"I know you are a friend," the little voice went on: " a dear friend, and an old friend. And you won't hurt me, though I am an insect."
"What kind of insect?" Alice inquired, a little anxiously. What she really wanted to know was, whether it could sting or not, but she thought this wouldn't be quite a civil question to ask...
--Chapter III, Looking-Glass Insects, from Through the Looking-Glass in Lewis Carroll's Alice in Wonderland--
Though the insect pictured above looks a little unfriendly, a "bug" expert at the Shawnee Audubon Society's Insect Awareness & Appreciation Day this past Saturday informed us that it is merely a moth masquerading as a wasp. I wish I could tell you its correct name, but my hands were too busy with the camera and a water bottle to write down any notes.
I love a welcome that includes a picket fence, and we felt welcome indeed to the diverse gathering of insect aficionados. They included university professors, graduate students, ordinary folks like us, children, and even an Illinois Department of Transportation biologist. I am glad to know the highway folks are concerned about the little critters. I wonder if they have ever thought of doing a random dead-bug count on cars as they leave the state. It would be interesting to find out if vehicles like Hummers or Navigators could perform a really useful service like mosquito abatement.
Now this garden looks like an insect paradise, and in fact it was.
We split up into groups of 10 to 15 people and wandered about the property, guided by some of the experts. They were kind enough to scoop up some of the property's diminutive denizens and display them for our inspection. The children were by far the most enthusiastic participants in the bug safari, not afraid at all to take a step into the tall grass or wade into the water to look for unusual specimens.
A shallow pond added a different dimension to the various areas available for insect habitation.

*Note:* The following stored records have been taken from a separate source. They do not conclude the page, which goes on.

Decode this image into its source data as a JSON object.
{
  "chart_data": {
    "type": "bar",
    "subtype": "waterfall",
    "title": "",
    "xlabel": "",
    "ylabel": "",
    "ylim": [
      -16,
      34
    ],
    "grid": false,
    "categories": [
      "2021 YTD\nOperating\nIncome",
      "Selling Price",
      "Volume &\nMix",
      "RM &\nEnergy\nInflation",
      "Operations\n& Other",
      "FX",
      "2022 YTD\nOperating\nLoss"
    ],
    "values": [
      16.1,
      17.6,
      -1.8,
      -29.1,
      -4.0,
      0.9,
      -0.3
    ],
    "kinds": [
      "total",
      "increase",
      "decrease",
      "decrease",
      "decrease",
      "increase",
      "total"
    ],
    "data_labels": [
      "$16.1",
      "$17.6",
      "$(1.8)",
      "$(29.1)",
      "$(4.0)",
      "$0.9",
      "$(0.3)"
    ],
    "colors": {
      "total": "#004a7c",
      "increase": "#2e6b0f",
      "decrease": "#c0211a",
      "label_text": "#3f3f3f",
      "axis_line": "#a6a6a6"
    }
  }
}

No, the water was definitely not potable, though I am sure it was not as contaminated as many lakes are these days by farm chemicals. This farm property, which has been donated for the Society's use, has not been sprayed or treated for a very long time. You can be sure we practically bathed in insect repellant before we even stepped foot outside of the car. We have soothed the few, itchy chigger bites that have appeared since Saturday with lavender essential oil.

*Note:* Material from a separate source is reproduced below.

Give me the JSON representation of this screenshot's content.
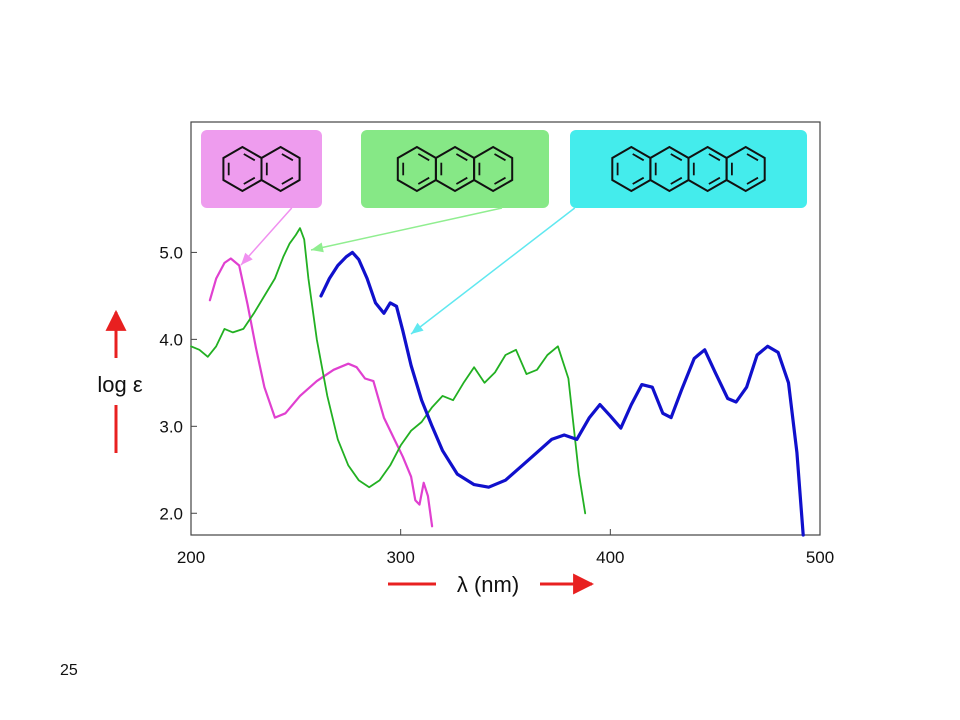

In addition to the little excursions around the property, we were treated to mini-lectures and insect displays brought by various experts and members of the Society.
If there were names posted somewhere for these specimens, I failed to see them.

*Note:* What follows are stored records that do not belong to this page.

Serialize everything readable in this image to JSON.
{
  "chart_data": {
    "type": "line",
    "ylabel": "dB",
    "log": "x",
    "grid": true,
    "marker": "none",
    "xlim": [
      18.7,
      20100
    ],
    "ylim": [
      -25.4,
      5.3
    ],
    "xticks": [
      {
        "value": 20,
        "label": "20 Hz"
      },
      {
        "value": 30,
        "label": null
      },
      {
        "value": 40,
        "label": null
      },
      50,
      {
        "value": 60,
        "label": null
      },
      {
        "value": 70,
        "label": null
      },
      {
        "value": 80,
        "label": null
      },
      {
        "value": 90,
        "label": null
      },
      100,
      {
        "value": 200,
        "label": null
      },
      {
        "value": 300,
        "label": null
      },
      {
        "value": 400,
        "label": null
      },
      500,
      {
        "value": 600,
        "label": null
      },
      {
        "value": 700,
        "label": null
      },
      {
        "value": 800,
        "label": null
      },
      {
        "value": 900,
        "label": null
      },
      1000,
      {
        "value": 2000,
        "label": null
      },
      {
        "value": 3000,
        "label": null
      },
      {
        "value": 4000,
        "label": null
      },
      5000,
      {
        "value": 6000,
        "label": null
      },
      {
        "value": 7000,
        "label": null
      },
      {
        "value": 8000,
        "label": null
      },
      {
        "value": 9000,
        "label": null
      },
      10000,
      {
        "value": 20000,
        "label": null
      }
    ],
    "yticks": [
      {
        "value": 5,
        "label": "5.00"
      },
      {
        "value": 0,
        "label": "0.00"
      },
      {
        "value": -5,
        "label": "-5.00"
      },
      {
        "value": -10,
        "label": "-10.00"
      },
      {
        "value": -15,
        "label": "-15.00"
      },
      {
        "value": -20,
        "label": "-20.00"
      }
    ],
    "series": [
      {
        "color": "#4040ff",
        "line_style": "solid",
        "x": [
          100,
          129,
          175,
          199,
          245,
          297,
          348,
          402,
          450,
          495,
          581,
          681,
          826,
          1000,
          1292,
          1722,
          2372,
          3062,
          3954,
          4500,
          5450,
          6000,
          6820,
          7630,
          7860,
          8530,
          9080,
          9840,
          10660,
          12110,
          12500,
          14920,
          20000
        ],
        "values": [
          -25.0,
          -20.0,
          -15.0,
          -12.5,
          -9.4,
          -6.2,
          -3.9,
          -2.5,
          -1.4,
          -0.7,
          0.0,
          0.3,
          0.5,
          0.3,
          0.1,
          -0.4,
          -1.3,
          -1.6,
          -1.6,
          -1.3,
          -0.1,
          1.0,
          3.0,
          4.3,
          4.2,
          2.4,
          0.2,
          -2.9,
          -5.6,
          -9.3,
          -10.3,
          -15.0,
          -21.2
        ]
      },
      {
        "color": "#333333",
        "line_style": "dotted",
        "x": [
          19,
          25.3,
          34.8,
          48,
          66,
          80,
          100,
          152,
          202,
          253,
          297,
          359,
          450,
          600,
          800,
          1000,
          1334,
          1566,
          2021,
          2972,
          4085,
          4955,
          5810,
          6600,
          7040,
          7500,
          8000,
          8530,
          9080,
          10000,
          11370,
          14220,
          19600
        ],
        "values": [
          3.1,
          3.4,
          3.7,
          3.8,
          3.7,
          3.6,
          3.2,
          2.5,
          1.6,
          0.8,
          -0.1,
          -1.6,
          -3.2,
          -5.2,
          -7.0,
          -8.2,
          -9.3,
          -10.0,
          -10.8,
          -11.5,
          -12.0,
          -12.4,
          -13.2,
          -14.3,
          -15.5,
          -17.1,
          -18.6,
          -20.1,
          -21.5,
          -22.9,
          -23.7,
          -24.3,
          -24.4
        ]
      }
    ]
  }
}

"What sort of insects do you rejoice in, where you come from?" the Gnat inquired.
"I don't rejoice in insects at all," Alice explained, "because I'm rather afraid of them--at least the large kinds. But I can tell you the names of some of them."
"Of course they answer to their names?" the Gnat remarked carelessly.
"I never knew them to do it."
"What's the use of their having names," the Gnat said, "if they won't answer to them?"
"No use to them," said Alice; "but it's useful to the people that name them, I suppose. If not, why do things have names at all?"
Of course, the first thing to do was to make a grand survey of the country she was going to travel through. "It's something very like learning geography," thought Alice, as she stood on tiptoe in hopes of being able to see a little further.
Several paths mown through the tall grass beckoned to us to follow them, but the wonderful smells of a potluck dinner being set up on long tables behind the barn convinced us to stay nearby.
After a delicious meal, some entertaining insect jokes, a raffle of donated prizes, and some humorous folk music provided by RognboB, we headed to our reserved room at The Mansion in Golconda. We thought it would be a nice place to stay, and it certainly seemed that way at first glance.
The room was spacious, and the bed looked inviting, that is until I pulled back the sheet and found a wolf spider hiding there. You would think I could appreciate it after the kind of day I spent outdoors, but its presence was not at all welcome. Let's just say I dispatched it quickly with a little help from my shoe.
"Better say nothing at all. Language is worth a thousand pounds a word!"
We really should not have been surprised to find a bug or two since the house is an old one, but there seemed to be more than just one or two creeping or flying about the room during the night. The next morning we discovered why they seemed so prevalent. The window behind the bed's headboard had a big hole in the glass which was not covered by anything more than a poorly fitting piece of plastic. That fact explains why it seemed like we were camping outside. The insect noises from outside were quite loud, and there was a dampness in the air even though we could hear the air conditioner running.
The proprietors were nice people, but I don't think we will be staying here again.
Over time, flood waters have carved out a spacious cavern, supposedly used by river pirates from time to time. If you listen closely, you can almost hear the clink of coins and drunken laughter echoing off the cave walls.
At least these days, river workers have cell phones and radios to keep in touch with family and the authorities during the long periods of time they have to be on the water.
I guess Sunday was too muggy for many people to be visiting the park or having a picnic. By noon, we were ready to head back north and take a nap in the air-conditioned apartment.